La décision rendue en janvier par la Cour de justice de la CEDEAO concernant la réforme constitutionnelle togolaise de 2024 continue de susciter de vives tensions à Lomé. Alors que les autorités togolaises rejettent catégoriquement la légitimité de cet arrêt, l’Association des victimes de la torture au Togo (ASVITTO) contre-attaque avec des accusations cinglantes envers un prétendu « gangstérisme d’État ».

Lomé invoque l’incompétence de la CEDEAO

Le gouvernement togolais a immédiatement contesté la décision de la juridiction régionale. Selon les responsables politiques, la Cour de justice de la CEDEAO n’aurait « ni la compétence pour contrôler la constitutionnalité des droits internes, ni l’autorité pour juger un pouvoir constituant national ». Une stratégie juridique visant à neutraliser l’impact de l’arrêt sur le plan national.

L’Asvitto dénonce un « coup d’État constitutionnel »

L’ASVITTO ne se contente pas de critiquer la position de l’exécutif. Sur les réseaux sociaux, l’organisation qualifie la réforme constitutionnelle de « coup d’État constitutionnel » et accuse le régime en place de sombrer dans le déni. Dans un message percutant, elle évoque « l’angoisse des instigateurs en attendant leur chute », tout en rappelant une longue histoire de mépris envers les décisions de la CEDEAO.

« Ce qui est constant est qu’ils sont connus pour leur attitude de non-respect et de manque de considération pour les décisions de la CEDEAO. »

L’association s’appuie notamment sur la situation des détenus politiques toujours emprisonnés à Lomé, malgré plusieurs arrêts communautaires exigeant leur libération immédiate.

Un appel à l’action contre le « gangstérisme d’État »

Face à ce qu’elle qualifie de « pathologie togolaise », l’ASVITTO interpelle directement les instances de la CEDEAO. Elle exige l’application effective de l’arrêt n° ECW/CCJ/JUD/01/26, rendu en janvier, qui avait déjà jugé la réforme constitutionnelle contraire à la Charte africaine des droits de l’homme et de la gouvernance. Pour l’organisation, il est temps de « mettre fin à cette forme de gangstérisme d’État dans la sous-région ».

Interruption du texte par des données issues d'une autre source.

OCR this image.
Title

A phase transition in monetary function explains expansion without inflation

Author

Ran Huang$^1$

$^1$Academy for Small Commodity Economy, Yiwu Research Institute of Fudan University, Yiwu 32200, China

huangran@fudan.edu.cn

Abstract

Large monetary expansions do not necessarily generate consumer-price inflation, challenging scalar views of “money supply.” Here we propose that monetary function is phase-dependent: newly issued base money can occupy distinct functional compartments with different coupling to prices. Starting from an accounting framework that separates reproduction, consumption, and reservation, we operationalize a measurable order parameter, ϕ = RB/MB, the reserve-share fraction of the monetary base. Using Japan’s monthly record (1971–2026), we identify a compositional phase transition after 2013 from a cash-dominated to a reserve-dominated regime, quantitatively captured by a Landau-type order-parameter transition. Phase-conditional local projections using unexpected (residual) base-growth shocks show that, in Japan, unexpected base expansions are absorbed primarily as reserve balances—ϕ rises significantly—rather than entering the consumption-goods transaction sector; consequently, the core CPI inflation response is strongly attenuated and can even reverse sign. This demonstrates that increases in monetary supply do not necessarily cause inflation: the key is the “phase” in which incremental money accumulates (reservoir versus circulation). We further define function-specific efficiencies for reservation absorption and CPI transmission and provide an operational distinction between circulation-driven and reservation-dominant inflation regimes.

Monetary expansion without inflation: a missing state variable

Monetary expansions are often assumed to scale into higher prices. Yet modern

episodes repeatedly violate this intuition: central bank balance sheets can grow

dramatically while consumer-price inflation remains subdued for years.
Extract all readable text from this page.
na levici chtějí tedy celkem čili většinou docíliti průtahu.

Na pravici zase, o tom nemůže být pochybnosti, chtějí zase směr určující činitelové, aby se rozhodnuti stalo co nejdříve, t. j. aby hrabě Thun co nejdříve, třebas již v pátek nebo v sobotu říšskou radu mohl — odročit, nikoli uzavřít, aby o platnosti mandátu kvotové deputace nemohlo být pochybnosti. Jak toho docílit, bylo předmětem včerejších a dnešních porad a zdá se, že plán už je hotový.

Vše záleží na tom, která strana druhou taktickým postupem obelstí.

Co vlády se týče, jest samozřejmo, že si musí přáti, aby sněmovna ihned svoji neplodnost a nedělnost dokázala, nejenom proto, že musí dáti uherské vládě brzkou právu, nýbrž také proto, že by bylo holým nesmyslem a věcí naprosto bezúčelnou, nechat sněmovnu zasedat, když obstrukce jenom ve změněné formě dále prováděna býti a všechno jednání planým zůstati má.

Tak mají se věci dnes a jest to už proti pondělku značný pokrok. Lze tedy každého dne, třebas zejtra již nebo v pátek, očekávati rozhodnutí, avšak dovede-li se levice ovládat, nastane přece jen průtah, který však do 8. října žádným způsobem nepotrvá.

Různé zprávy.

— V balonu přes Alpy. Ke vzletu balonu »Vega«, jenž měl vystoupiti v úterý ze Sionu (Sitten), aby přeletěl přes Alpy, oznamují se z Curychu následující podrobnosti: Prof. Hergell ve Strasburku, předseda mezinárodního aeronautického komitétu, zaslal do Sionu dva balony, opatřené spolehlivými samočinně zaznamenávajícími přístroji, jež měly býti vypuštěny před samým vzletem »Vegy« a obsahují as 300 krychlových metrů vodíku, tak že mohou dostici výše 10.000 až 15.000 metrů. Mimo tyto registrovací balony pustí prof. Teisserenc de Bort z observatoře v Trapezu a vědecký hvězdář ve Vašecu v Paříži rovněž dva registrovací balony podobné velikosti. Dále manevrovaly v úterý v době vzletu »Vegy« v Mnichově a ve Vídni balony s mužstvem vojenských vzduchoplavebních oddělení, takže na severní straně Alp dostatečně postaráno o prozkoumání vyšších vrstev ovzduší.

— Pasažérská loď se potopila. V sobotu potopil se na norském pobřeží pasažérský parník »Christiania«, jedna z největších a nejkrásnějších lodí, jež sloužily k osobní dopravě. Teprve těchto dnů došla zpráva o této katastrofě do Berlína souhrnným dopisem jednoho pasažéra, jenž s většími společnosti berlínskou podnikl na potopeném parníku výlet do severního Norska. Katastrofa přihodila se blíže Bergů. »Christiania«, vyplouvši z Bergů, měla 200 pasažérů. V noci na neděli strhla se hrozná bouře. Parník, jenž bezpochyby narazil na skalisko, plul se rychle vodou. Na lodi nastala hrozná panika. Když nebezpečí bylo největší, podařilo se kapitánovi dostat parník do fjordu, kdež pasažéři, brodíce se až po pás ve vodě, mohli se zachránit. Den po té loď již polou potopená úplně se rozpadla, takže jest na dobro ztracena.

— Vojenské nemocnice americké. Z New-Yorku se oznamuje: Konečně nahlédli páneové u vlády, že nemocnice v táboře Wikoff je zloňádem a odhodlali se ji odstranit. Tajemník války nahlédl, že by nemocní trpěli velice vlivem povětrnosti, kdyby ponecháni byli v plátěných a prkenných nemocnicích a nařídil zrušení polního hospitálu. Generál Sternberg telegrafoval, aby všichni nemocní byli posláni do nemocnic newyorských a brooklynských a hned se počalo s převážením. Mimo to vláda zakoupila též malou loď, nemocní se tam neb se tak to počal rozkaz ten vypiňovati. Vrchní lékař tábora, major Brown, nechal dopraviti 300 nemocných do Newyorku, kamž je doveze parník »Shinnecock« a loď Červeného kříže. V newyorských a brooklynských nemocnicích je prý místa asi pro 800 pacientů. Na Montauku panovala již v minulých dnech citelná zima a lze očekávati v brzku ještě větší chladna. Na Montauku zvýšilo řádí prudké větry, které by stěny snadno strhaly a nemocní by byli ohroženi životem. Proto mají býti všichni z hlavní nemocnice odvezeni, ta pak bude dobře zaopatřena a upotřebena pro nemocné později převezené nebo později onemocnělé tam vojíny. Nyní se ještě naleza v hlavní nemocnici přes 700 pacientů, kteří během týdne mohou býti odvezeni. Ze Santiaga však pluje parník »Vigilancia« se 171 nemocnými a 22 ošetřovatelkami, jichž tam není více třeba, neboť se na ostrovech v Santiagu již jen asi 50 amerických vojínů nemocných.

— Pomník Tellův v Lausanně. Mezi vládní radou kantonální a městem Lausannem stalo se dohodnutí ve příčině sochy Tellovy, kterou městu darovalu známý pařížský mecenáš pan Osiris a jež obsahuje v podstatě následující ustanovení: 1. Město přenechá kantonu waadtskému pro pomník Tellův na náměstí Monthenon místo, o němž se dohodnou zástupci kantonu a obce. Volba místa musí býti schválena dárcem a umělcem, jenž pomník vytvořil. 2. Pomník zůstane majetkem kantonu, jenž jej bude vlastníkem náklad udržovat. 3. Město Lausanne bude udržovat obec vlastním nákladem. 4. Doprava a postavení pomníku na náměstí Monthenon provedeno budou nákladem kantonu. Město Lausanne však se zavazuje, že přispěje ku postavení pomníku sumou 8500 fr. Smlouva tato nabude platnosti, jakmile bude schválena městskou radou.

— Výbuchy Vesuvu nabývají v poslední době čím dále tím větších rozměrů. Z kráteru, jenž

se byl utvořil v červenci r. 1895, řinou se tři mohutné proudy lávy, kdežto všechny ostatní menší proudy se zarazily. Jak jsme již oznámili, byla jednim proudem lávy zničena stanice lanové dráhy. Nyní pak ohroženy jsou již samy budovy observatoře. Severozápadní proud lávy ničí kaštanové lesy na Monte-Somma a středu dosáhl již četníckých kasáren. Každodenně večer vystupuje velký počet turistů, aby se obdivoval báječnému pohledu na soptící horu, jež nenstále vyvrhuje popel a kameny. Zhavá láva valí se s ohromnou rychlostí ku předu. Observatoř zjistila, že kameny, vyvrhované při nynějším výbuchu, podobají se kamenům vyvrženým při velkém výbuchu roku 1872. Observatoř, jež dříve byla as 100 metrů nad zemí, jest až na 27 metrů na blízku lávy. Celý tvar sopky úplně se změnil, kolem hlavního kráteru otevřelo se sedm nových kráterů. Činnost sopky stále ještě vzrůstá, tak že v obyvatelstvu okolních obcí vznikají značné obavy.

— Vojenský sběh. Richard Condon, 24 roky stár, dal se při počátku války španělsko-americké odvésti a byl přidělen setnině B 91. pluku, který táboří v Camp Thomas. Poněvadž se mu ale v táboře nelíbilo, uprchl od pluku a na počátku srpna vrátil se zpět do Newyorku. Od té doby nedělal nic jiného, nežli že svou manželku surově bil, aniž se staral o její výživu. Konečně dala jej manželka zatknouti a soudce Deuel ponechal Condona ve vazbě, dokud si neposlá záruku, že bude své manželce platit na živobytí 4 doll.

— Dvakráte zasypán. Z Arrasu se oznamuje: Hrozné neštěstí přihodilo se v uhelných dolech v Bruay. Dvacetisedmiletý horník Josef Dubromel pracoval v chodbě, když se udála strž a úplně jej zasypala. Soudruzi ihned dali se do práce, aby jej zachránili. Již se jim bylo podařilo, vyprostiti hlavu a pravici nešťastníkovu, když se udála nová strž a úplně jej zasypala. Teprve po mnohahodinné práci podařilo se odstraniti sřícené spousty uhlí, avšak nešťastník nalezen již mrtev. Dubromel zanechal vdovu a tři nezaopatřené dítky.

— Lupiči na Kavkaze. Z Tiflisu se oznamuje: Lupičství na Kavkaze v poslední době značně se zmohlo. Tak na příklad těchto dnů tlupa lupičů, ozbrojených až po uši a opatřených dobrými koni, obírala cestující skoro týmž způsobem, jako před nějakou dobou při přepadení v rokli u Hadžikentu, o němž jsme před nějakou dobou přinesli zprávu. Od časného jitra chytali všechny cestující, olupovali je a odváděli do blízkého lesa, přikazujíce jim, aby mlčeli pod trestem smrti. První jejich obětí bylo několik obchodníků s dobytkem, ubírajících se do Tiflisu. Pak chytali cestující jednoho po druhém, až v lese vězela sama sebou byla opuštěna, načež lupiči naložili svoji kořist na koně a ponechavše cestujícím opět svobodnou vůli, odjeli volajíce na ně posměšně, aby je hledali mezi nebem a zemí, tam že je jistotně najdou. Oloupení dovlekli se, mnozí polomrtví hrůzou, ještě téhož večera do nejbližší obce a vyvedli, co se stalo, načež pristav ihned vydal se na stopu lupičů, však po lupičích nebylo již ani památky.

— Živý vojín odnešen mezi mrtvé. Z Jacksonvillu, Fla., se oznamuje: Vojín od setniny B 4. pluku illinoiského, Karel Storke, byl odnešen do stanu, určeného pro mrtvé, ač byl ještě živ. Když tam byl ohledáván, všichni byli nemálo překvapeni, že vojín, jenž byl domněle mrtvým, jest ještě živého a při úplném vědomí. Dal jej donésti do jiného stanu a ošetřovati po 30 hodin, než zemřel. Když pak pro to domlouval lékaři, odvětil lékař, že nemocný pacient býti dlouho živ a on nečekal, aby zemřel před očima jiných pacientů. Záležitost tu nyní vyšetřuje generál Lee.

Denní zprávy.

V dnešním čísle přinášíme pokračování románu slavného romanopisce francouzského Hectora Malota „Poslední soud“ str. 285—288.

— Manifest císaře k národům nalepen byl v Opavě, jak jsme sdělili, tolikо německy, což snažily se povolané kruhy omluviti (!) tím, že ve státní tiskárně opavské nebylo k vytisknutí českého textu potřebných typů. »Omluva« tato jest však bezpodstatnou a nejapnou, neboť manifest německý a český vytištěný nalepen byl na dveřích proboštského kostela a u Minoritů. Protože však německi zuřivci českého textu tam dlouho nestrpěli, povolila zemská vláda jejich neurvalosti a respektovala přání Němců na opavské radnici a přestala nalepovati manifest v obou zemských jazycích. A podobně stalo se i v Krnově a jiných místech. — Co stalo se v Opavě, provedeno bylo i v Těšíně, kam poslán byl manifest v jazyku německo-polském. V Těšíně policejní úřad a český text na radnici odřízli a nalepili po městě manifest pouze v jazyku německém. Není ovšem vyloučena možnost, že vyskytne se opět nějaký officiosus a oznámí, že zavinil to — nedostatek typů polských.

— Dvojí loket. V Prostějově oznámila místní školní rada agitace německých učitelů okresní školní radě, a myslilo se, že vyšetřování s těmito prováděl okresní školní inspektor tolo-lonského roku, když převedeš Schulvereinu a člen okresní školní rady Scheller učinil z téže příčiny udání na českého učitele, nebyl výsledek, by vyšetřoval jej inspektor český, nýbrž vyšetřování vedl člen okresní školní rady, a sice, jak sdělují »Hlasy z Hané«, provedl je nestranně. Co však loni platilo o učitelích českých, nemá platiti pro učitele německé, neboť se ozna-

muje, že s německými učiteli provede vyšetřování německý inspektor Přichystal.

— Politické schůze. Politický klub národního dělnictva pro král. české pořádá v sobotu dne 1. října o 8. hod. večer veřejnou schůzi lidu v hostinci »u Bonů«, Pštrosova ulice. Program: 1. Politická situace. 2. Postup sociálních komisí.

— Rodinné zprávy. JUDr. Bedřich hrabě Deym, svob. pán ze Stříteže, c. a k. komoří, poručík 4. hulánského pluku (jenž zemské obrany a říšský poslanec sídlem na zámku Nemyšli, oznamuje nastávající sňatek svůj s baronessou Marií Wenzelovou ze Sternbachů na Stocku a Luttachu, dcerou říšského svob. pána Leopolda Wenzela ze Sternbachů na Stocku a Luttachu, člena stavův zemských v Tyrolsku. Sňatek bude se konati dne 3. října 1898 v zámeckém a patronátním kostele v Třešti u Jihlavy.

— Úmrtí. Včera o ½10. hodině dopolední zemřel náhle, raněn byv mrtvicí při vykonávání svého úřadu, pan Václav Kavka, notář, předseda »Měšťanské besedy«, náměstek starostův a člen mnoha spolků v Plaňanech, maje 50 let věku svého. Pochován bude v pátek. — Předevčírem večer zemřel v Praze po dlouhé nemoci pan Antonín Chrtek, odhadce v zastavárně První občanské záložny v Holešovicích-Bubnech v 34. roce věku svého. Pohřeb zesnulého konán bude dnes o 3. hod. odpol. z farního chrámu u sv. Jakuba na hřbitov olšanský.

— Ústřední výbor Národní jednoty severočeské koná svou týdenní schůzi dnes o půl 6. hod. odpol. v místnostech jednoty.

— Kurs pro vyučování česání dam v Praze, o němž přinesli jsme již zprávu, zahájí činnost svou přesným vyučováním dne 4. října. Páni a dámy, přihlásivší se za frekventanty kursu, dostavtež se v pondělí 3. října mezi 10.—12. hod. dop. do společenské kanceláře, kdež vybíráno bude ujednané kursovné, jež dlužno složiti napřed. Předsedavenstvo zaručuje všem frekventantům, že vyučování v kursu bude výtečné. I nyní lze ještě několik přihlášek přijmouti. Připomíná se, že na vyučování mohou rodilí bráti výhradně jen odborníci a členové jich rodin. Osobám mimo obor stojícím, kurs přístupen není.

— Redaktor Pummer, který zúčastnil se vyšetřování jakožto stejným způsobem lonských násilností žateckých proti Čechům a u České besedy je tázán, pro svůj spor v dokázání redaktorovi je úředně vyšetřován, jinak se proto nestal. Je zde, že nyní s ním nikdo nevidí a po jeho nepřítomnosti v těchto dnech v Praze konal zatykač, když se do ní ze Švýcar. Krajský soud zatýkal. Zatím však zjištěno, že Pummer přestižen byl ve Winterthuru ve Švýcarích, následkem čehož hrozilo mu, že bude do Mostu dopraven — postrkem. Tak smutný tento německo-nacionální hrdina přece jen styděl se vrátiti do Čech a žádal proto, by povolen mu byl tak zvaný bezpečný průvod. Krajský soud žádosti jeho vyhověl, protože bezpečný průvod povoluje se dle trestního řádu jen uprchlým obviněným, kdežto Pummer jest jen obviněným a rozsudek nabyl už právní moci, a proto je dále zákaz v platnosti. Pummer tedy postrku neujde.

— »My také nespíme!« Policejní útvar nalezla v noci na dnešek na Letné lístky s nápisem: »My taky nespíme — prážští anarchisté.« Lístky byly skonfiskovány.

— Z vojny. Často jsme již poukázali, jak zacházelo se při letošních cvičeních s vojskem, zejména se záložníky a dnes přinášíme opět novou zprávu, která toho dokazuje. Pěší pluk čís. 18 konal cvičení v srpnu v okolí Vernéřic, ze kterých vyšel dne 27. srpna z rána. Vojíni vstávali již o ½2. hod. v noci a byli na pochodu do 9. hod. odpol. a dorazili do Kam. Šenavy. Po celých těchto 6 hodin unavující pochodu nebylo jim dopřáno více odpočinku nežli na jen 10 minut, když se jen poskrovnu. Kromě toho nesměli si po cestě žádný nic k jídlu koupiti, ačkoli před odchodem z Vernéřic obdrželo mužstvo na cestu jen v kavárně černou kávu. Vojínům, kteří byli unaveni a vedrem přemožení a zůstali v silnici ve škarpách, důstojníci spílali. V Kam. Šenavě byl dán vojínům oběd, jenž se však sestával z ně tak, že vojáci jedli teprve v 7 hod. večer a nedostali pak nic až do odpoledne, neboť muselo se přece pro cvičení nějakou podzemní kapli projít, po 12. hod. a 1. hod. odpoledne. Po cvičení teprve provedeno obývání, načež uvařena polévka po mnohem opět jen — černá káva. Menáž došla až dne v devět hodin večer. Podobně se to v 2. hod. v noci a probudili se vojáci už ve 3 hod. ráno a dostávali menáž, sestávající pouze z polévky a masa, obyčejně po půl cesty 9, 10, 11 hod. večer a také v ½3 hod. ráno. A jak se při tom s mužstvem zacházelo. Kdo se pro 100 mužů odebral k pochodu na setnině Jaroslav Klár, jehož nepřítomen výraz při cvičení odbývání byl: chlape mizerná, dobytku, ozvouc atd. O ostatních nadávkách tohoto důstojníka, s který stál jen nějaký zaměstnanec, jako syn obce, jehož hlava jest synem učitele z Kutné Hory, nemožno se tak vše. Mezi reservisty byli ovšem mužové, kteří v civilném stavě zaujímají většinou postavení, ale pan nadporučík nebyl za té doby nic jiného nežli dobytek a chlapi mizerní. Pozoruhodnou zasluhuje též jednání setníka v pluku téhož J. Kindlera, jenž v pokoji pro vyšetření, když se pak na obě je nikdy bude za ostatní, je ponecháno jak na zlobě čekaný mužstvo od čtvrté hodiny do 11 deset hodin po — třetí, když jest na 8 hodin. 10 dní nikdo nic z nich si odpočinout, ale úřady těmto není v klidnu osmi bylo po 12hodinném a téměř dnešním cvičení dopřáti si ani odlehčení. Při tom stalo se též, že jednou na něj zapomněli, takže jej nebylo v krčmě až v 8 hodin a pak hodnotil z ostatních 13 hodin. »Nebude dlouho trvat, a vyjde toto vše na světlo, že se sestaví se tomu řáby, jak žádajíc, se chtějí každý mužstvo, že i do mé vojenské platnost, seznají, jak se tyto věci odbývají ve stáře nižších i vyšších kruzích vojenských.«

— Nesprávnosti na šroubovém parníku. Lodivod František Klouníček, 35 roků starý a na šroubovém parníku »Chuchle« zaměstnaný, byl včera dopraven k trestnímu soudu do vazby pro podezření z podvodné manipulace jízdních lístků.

Une impasse politique aux conséquences humaines

Actuellement, le dialogue entre les deux camps ressemble à un dialogue de sourds : d’un côté, un pouvoir qui s’abrite derrière des arguments juridiques ; de l’autre, une société civile qui dénonce l’incapacité du gouvernement à honorer les engagements internationaux du Togo. Pendant ce temps, la décision de la CEDEAO reste lettre morte, laissant les détenus dans l’attente d’une issue concrète à leur sort.